Прохожу через МТВ, музыку слушать не хочется, но кнопку заедает. Там какая-то девица, блондинка, хорошенькая, типа Бритни Спирс, мяукает популярную песенку для пятнадцатилетних. Мне на блондинку начхать, но пока я давлю, толкаю и жму, все-таки случается взглянуть на экран, и я замечаю, что певичка сидит точно так, как сидела Кристин. Задрав ноги, пристроив пятки на краешек стула, прижав колени к груди. Шевелит пальцами ног в такт музыке и смотрит на меня сквозь волосы, упавшие на глаза. Она мне улыбается, Кристин улыбается мне, и чей-то холодный палец протыкает живот, между желудком и сердцем, и я подхожу, не говоря ни слова, обнимаю ее за шею и целую в первый раз. Губы у нее сухие, но очень горячие, и вот это-то воспоминание накатывает на меня и вызывает определенный эффект. Я пристально вглядываюсь в хорошенькую блондинку, слежу, как она встает и принимается танцевать среди нелепых кубических декораций, и мне приходит на ум, что джинсы на ней почти такие же, какие были на Кристин в тот раз, обтягивающие, приспущенные до бедер, расклешенные внизу; на Кристин были более светлые, не такие, конечно, фирменные, но гладкие и прохладные: вставая, она задела мои ноги, голые, потому что тогда начиналось лето и я был в бермудах. Пока я об этом раздумываю, эффект стойко держится, даже усиливается, прижимается к резинке трусов, приходится сунуть руку в штаны и привести все в порядок, расправить, высвободить из спутанных волос и сбившейся ткани. Рука задерживается, я закрываю глаза и не хочу прерываться, я ищу Кристин в резких толчках, которые чувствую внутри, как будто кто-то колотит кулаком, и, наконец, нахожу: она встает на цыпочки, обнимает меня за шею, у нее горячие, сухие губы, а язык двигается неожиданно быстро и настойчиво.

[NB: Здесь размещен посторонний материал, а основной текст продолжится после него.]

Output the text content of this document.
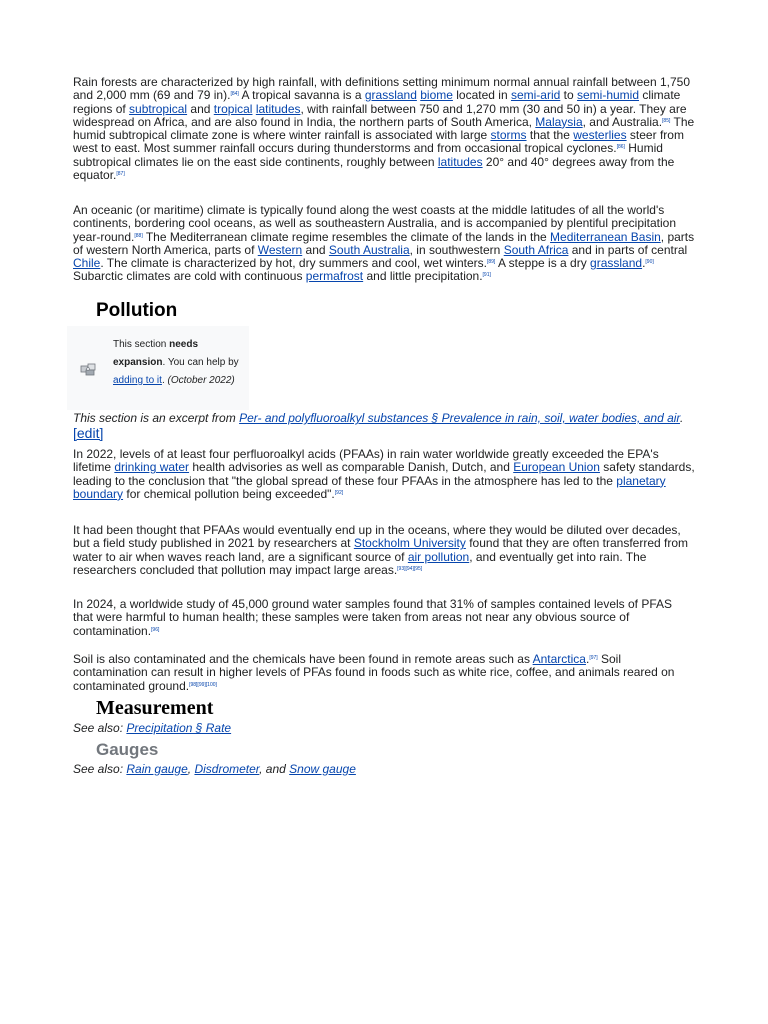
Rain forests are characterized by high rainfall, with definitions setting minimum normal annual rainfall between 1,750 and 2,000 mm (69 and 79 in).[84] A tropical savanna is a grassland biome located in semi-arid to semi-humid climate regions of subtropical and tropical latitudes, with rainfall between 750 and 1,270 mm (30 and 50 in) a year. They are widespread on Africa, and are also found in India, the northern parts of South America, Malaysia, and Australia.[85] The humid subtropical climate zone is where winter rainfall is associated with large storms that the westerlies steer from west to east. Most summer rainfall occurs during thunderstorms and from occasional tropical cyclones.[86] Humid subtropical climates lie on the east side continents, roughly between latitudes 20° and 40° degrees away from the equator.[87]

An oceanic (or maritime) climate is typically found along the west coasts at the middle latitudes of all the world's continents, bordering cool oceans, as well as southeastern Australia, and is accompanied by plentiful precipitation year-round.[88] The Mediterranean climate regime resembles the climate of the lands in the Mediterranean Basin, parts of western North America, parts of Western and South Australia, in southwestern South Africa and in parts of central Chile. The climate is characterized by hot, dry summers and cool, wet winters.[89] A steppe is a dry grassland.[90] Subarctic climates are cold with continuous permafrost and little precipitation.[91]

Pollution
This section needs expansion. You can help by adding to it. (October 2022)
This section is an excerpt from Per- and polyfluoroalkyl substances § Prevalence in rain, soil, water bodies, and air.[edit]

In 2022, levels of at least four perfluoroalkyl acids (PFAAs) in rain water worldwide greatly exceeded the EPA's lifetime drinking water health advisories as well as comparable Danish, Dutch, and European Union safety standards, leading to the conclusion that "the global spread of these four PFAAs in the atmosphere has led to the planetary boundary for chemical pollution being exceeded".[92]

It had been thought that PFAAs would eventually end up in the oceans, where they would be diluted over decades, but a field study published in 2021 by researchers at Stockholm University found that they are often transferred from water to air when waves reach land, are a significant source of air pollution, and eventually get into rain. The researchers concluded that pollution may impact large areas.[93][94][95]

In 2024, a worldwide study of 45,000 ground water samples found that 31% of samples contained levels of PFAS that were harmful to human health; these samples were taken from areas not near any obvious source of contamination.[96]

Soil is also contaminated and the chemicals have been found in remote areas such as Antarctica.[97] Soil contamination can result in higher levels of PFAs found in foods such as white rice, coffee, and animals reared on contaminated ground.[98][99][100]

Measurement
See also: Precipitation § Rate
Gauges
See also: Rain gauge, Disdrometer, and Snow gauge
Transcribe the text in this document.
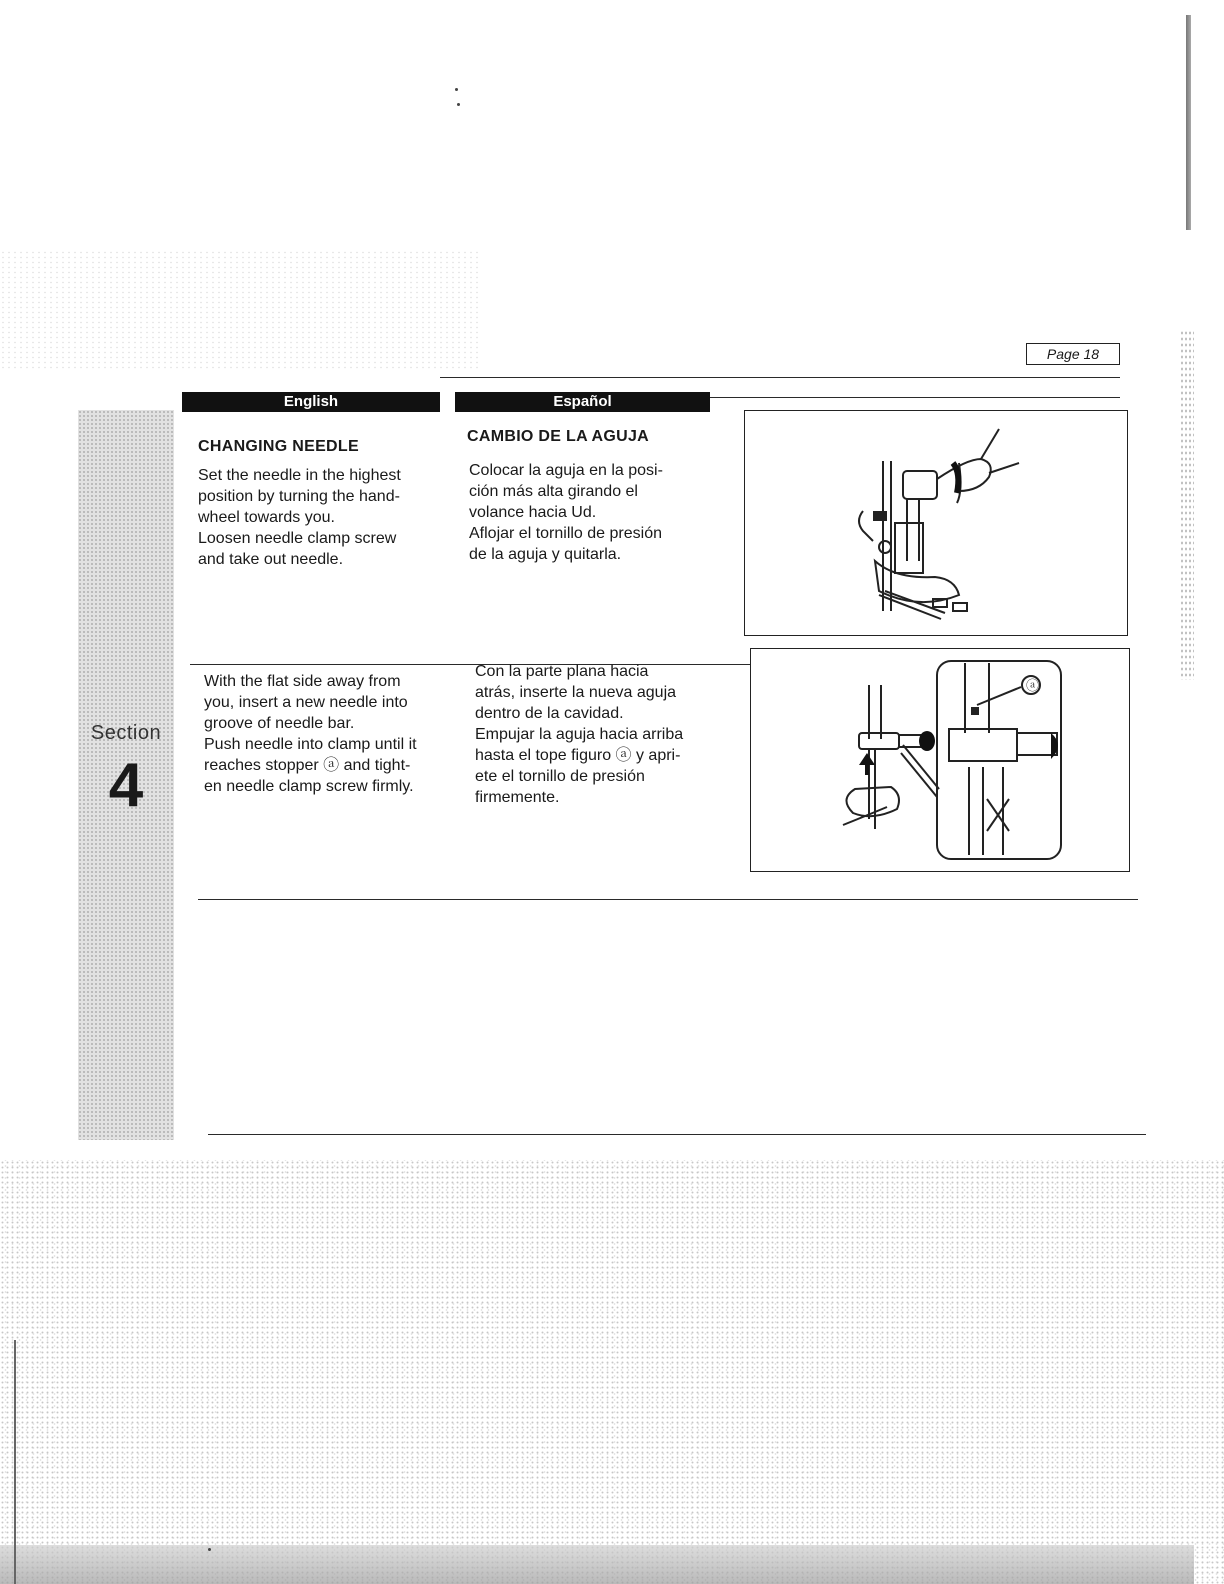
Section
4
Page 18
English	Español
CHANGING NEEDLE
Set the needle in the highest
position by turning the hand-
wheel towards you.
Loosen needle clamp screw
and take out needle.
CAMBIO DE LA AGUJA
Colocar la aguja en la posi-
ción más alta girando el
volance hacia Ud.
Aflojar el tornillo de presión
de la aguja y quitarla.
With the flat side away from
you, insert a new needle into
groove of needle bar.
Push needle into clamp until it
reaches stopper ⓐ and tight-
en needle clamp screw firmly.
Con la parte plana hacia
atrás, inserte la nueva aguja
dentro de la cavidad.
Empujar la aguja hacia arriba
hasta el tope figuro ⓐ y apri-
ete el tornillo de presión
firmemente.
ⓐ
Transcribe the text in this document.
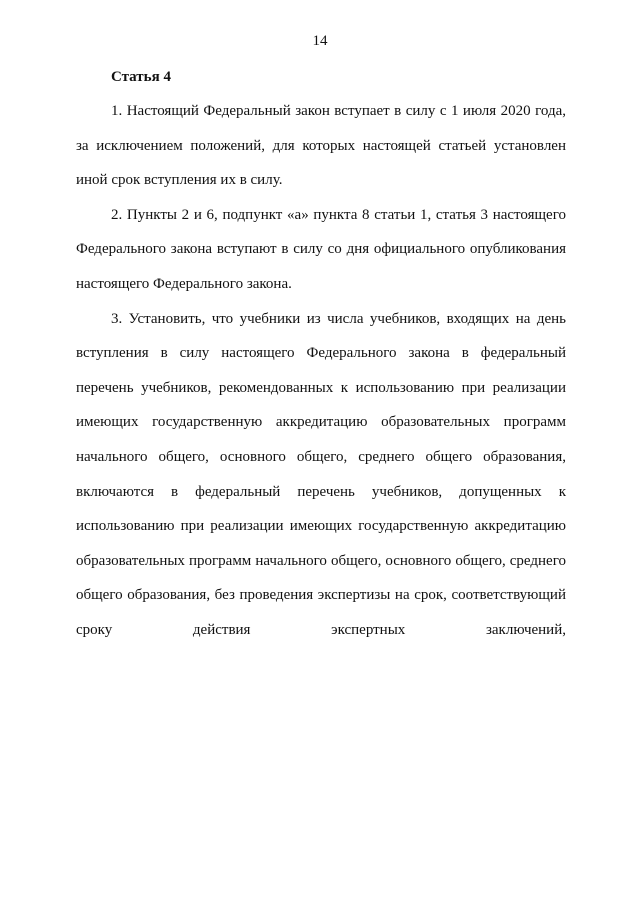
14
Статья 4

1. Настоящий Федеральный закон вступает в силу с 1 июля 2020 года, за исключением положений, для которых настоящей статьей установлен иной срок вступления их в силу.

2. Пункты 2 и 6, подпункт «а» пункта 8 статьи 1, статья 3 настоящего Федерального закона вступают в силу со дня официального опубликования настоящего Федерального закона.

3. Установить, что учебники из числа учебников, входящих на день вступления в силу настоящего Федерального закона в федеральный перечень учебников, рекомендованных к использованию при реализации имеющих государственную аккредитацию образовательных программ начального общего, основного общего, среднего общего образования, включаются в федеральный перечень учебников, допущенных к использованию при реализации имеющих государственную аккредитацию образовательных программ начального общего, основного общего, среднего общего образования, без проведения экспертизы на срок, соответствующий сроку действия экспертных заключений,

Я распускаю ремень, расстегиваю верхнюю пуговицу брюк и большим пальцем приподнимаю резинку трусов, чтобы дать пульсации больше простора. Пусть придет Морбидо, пусть явится квартирная хозяйка, пусть я ослепну, пусть Боженька плачет – наплевать. На мгновение открываю глаза, чтобы найти в блондинке что-нибудь от Кристин, которая от меня ускользает, уходит прочь: нужно задержать ее прежде, чем она снова превратится в воспоминание, яркое, но бесполезное; и нахожу ее в лукавой улыбке, в необычной складке рта, и на ум опять приходят губы Кристин, и я опрокидываюсь на диван, лицом в потертую, сморщенную кожу, и так и лежу, вдыхая пыль, до самого конца.

Потом, разумеется, чувствую себя последней дрянью. Во-первых, потому, что тем временем блондинка исчезла, а на ее месте появилась реклама диска Джанни Моранди: смешно, что я лежу в таком состоянии перед Джанни, который хохочет во весь экран. Но самое главное – я не хотел, я поклялся, что больше не стану этого делать, не окажусь в конце концов, холодный, задыхающийся, липкий, в жестокой пустоте, без Кристин, без ее губ, даже без теплого, пульсирующего вздутия, которое давило на живот и трепетало в руке. Мне хочется плакать. Мне вспоминается фильм, который я видел ребенком: там был мальчик, впавший в отчаяние, уж не помню отчего. Он лежал в постели, уткнув лицо в подушку, а голос за кадром произносил: «Вот он плакал-плакал и наконец заснул». Я бы тоже хотел заснуть. Заснуть.